Rajat Varma, Ph.D.
Investigator
Chief, T-Cell Biophysics Unit
T-Cell Biophysics Unit
Dr. Varma received his Ph.D. in cell biology from National Center for Biological Sciences, India, where he studied the organization of GPI-anchored proteins in living cells using optical techniques such as fluorescence resonance energy transfer (FRET) microscopy. His postdoctoral training took place at the Skirball Institute for Biomolecular Medicine, NYU, where his research work focused on the relationship between T-cell receptor (TCR) triggering and signaling in micro-clusters. He joined the Laboratory of Cellular and Molecular Immunology in the winter of 2007.
Description of Research Program
The T-Cell Biophysics Unit will use multidisciplinary approaches to investigate signaling in immune cells. Specifically, we are interested in using fluorescence microscopy and spectroscopy to understand signaling events in single living T cells. We are interested in two major questions:
- What is the quantitative relationship between TCR triggering events at the cell surface and transcription factor activity?
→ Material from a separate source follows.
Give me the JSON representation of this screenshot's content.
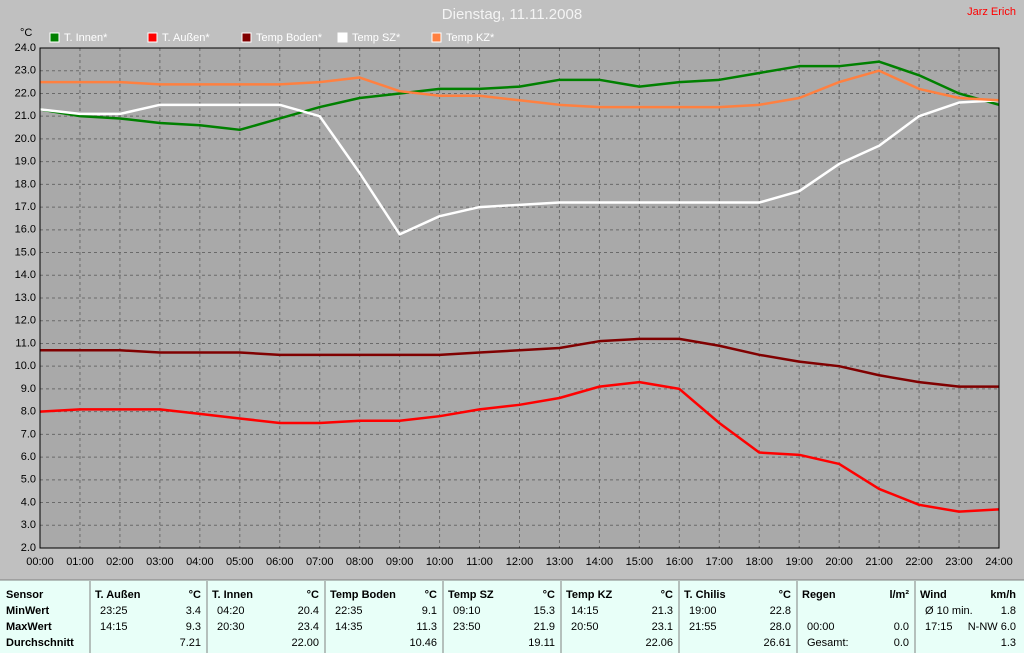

- How is information transfer taking place between subunits of multi-subunit receptor systems such as antigen receptors and cytokine receptors?
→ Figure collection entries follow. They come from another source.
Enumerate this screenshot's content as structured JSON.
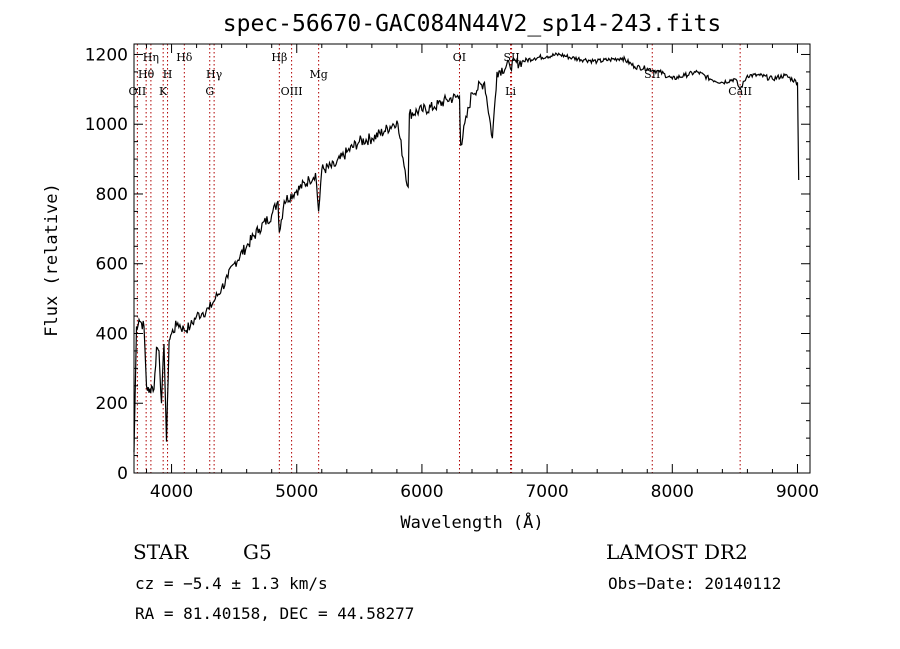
{
  "chart_data": {
    "type": "line",
    "title": "spec-56670-GAC084N44V2_sp14-243.fits",
    "xlabel": "Wavelength (Å)",
    "ylabel": "Flux (relative)",
    "xlim": [
      3700,
      9100
    ],
    "ylim": [
      0,
      1230
    ],
    "xticks": [
      4000,
      5000,
      6000,
      7000,
      8000,
      9000
    ],
    "yticks": [
      0,
      200,
      400,
      600,
      800,
      1000,
      1200
    ],
    "series": [
      {
        "name": "spectrum",
        "x": [
          3700,
          3720,
          3740,
          3760,
          3780,
          3800,
          3820,
          3840,
          3860,
          3880,
          3900,
          3920,
          3940,
          3960,
          3980,
          4000,
          4050,
          4100,
          4150,
          4200,
          4250,
          4300,
          4350,
          4400,
          4450,
          4500,
          4600,
          4700,
          4800,
          4850,
          4861,
          4900,
          5000,
          5100,
          5150,
          5175,
          5200,
          5300,
          5400,
          5500,
          5600,
          5700,
          5800,
          5890,
          5900,
          6000,
          6100,
          6200,
          6300,
          6310,
          6400,
          6500,
          6563,
          6600,
          6700,
          6800,
          6900,
          7000,
          7100,
          7200,
          7300,
          7400,
          7500,
          7600,
          7700,
          7800,
          7900,
          8000,
          8100,
          8200,
          8300,
          8400,
          8500,
          8542,
          8600,
          8700,
          8800,
          8900,
          9000,
          9010
        ],
        "y": [
          60,
          420,
          440,
          430,
          420,
          250,
          230,
          250,
          240,
          360,
          350,
          200,
          370,
          90,
          380,
          400,
          430,
          410,
          420,
          450,
          460,
          470,
          500,
          530,
          560,
          600,
          650,
          700,
          740,
          780,
          690,
          780,
          810,
          840,
          860,
          750,
          870,
          880,
          920,
          950,
          960,
          980,
          1010,
          820,
          1030,
          1040,
          1050,
          1070,
          1080,
          940,
          1090,
          1120,
          960,
          1150,
          1170,
          1180,
          1190,
          1195,
          1200,
          1190,
          1185,
          1180,
          1185,
          1190,
          1165,
          1160,
          1150,
          1130,
          1140,
          1150,
          1130,
          1120,
          1130,
          1100,
          1140,
          1140,
          1130,
          1140,
          1120,
          840
        ]
      }
    ],
    "line_markers": [
      {
        "label": "OII",
        "wavelength": 3727,
        "row": 3,
        "style": "dotted"
      },
      {
        "label": "Hθ",
        "wavelength": 3797,
        "row": 2,
        "style": "dotted"
      },
      {
        "label": "Hη",
        "wavelength": 3835,
        "row": 1,
        "style": "dotted"
      },
      {
        "label": "H",
        "wavelength": 3968,
        "row": 2,
        "style": "dotted"
      },
      {
        "label": "K",
        "wavelength": 3933,
        "row": 3,
        "style": "dotted"
      },
      {
        "label": "Hδ",
        "wavelength": 4102,
        "row": 1,
        "style": "dotted"
      },
      {
        "label": "Hγ",
        "wavelength": 4340,
        "row": 2,
        "style": "dotted"
      },
      {
        "label": "G",
        "wavelength": 4305,
        "row": 3,
        "style": "dotted"
      },
      {
        "label": "Hβ",
        "wavelength": 4861,
        "row": 1,
        "style": "dotted"
      },
      {
        "label": "OIII",
        "wavelength": 4959,
        "row": 3,
        "style": "dotted"
      },
      {
        "label": "Mg",
        "wavelength": 5175,
        "row": 2,
        "style": "dotted"
      },
      {
        "label": "OI",
        "wavelength": 6300,
        "row": 1,
        "style": "dotted"
      },
      {
        "label": "SII",
        "wavelength": 6716,
        "row": 1,
        "style": "dotted"
      },
      {
        "label": "Li",
        "wavelength": 6708,
        "row": 3,
        "style": "dotted"
      },
      {
        "label": "SII",
        "wavelength": 7840,
        "row": 2,
        "style": "dotted"
      },
      {
        "label": "CaII",
        "wavelength": 8542,
        "row": 3,
        "style": "dotted"
      }
    ]
  },
  "info": {
    "class": "STAR",
    "subclass": "G5",
    "survey": "LAMOST DR2",
    "cz": "cz = −5.4 ± 1.3 km/s",
    "obs_date": "Obs−Date: 20140112",
    "radec": "RA =  81.40158, DEC =  44.58277"
  }
}
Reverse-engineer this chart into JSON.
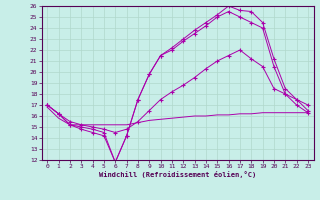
{
  "xlabel": "Windchill (Refroidissement éolien,°C)",
  "bg_color": "#c8eee8",
  "grid_color": "#b0d8cc",
  "line_color": "#aa00aa",
  "xlim": [
    -0.5,
    23.5
  ],
  "ylim": [
    12,
    26
  ],
  "xticks": [
    0,
    1,
    2,
    3,
    4,
    5,
    6,
    7,
    8,
    9,
    10,
    11,
    12,
    13,
    14,
    15,
    16,
    17,
    18,
    19,
    20,
    21,
    22,
    23
  ],
  "yticks": [
    12,
    13,
    14,
    15,
    16,
    17,
    18,
    19,
    20,
    21,
    22,
    23,
    24,
    25,
    26
  ],
  "line1_x": [
    0,
    1,
    2,
    3,
    4,
    5,
    6,
    7,
    8,
    9,
    10,
    11,
    12,
    13,
    14,
    15,
    16,
    17,
    18,
    19,
    20,
    21,
    22,
    23
  ],
  "line1_y": [
    17.0,
    16.2,
    15.2,
    15.0,
    14.8,
    14.5,
    11.8,
    14.2,
    17.5,
    19.8,
    21.5,
    22.2,
    23.0,
    23.8,
    24.5,
    25.2,
    26.0,
    25.6,
    25.5,
    24.5,
    21.2,
    18.5,
    17.5,
    16.5
  ],
  "line2_x": [
    0,
    1,
    2,
    3,
    4,
    5,
    6,
    7,
    8,
    9,
    10,
    11,
    12,
    13,
    14,
    15,
    16,
    17,
    18,
    19,
    20,
    21,
    22,
    23
  ],
  "line2_y": [
    17.0,
    16.2,
    15.2,
    14.8,
    14.5,
    14.2,
    11.8,
    14.2,
    17.5,
    19.8,
    21.5,
    22.0,
    22.8,
    23.5,
    24.2,
    25.0,
    25.5,
    25.0,
    24.5,
    24.0,
    20.5,
    18.0,
    17.0,
    16.3
  ],
  "line3_x": [
    0,
    1,
    2,
    3,
    4,
    5,
    6,
    7,
    8,
    9,
    10,
    11,
    12,
    13,
    14,
    15,
    16,
    17,
    18,
    19,
    20,
    21,
    22,
    23
  ],
  "line3_y": [
    16.8,
    15.8,
    15.2,
    15.2,
    15.2,
    15.2,
    15.2,
    15.2,
    15.4,
    15.6,
    15.7,
    15.8,
    15.9,
    16.0,
    16.0,
    16.1,
    16.1,
    16.2,
    16.2,
    16.3,
    16.3,
    16.3,
    16.3,
    16.3
  ],
  "line4_x": [
    0,
    1,
    2,
    3,
    4,
    5,
    6,
    7,
    8,
    9,
    10,
    11,
    12,
    13,
    14,
    15,
    16,
    17,
    18,
    19,
    20,
    21,
    22,
    23
  ],
  "line4_y": [
    17.0,
    16.2,
    15.5,
    15.2,
    15.0,
    14.8,
    14.5,
    14.8,
    15.5,
    16.5,
    17.5,
    18.2,
    18.8,
    19.5,
    20.3,
    21.0,
    21.5,
    22.0,
    21.2,
    20.5,
    18.5,
    18.0,
    17.5,
    17.0
  ]
}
A quantitative relationship between triggering of TCRs and activation of transcription factor molecules has not been determined. We hypothesize that a balance of transcription factor activity downstream of TCR governs T-cell differentiation and tolerance. We also speculate that the frequency of antigen encounter might govern the differential activation of transcription factors NFAT, AP-1, and NFkB and control this balance. Co-stimulatory signals and affinity of TCR may play an important role in this process. We are interested in developing optical tools to study this process in single living cells. We will address these questions in the context of an influenza model.
Interesting questions surround the biology of multi-subunit receptors. The TCR-CD3 complex, like other ITAM-containing receptors and cytokine receptors, has the feature that the ligand binding subunit (TCRab) does not have signal transducing capability; instead the signal is transduced via the associated CD3 chains. The mechanism by which this takes place is not understood. Cytokine receptors share signal transducing subunits while other receptors, such as NKG2D, may associate with multiple signal transducing subunits. We are interested in developing fluorescence techniques that will combine FRET and fluorescence correlation spectroscopy to address a spectrum of such protein-protein interactions.
Current Research Group Members
Travis Crites, Kartika Padhan, Pauline Gonnord, and Michael Maddox
Selected Publications
(View complete list in PubMed.)
Varma R. TCR triggering by the pMHC complex: valency, affinity, and dynamics. Sci Signal. 2008 May 13;1(19):pe21.
Skokos D, Shakhar G, Varma R, Waite JC, Cameron TO, Lindquist RL, Schwickert T, Nussenzweig MC, Dustin ML. Peptide-MHC potency governs dynamic interactions between T cells and dendritic cells in lymph nodes. Nat Immunol. 2007 Aug;8(8):835-44.
Sims TN, Soos TJ, Xenias HS, Dubin-Thaler B, Hofman JM, Waite J, Cameron TO, Thomas VK, Varma R, Wiggins CH, Sheetz MP, Litman DR, Dustin ML. Opposing effects of PKCtheta and WASp on symmetry breaking and relocation of the immunological synapse. Cell. 2007 May 18;129(4):773-85.
Varma R, Campi G, Yokosuka T, Saito T, Dustin ML. T-cell receptor-proximal signals are sustained in peripheral microclusters and terminated in the central supramolecular activation cluster. Immunity. 2006 Jul;25(1):117-27.
Campi G, Varma R, Dustin ML. Actin and agonist MHC-peptide complex-dependant T-cell receptor microclusters as scaffolds for signaling. J Exp Med. 2005 Oct 17;202(8):1031-6.
Heissmeyer V, Macian F, Im SH, Varma R, Feske S, Venuprasad K, Gu H, Liu YC, Dustin ML, Rao A. Calcineurin imposes T-cell unresponsiveness through targeted proteolysis of signaling proteins. Nat Immunol. 2004 Mar;5(3):255-65.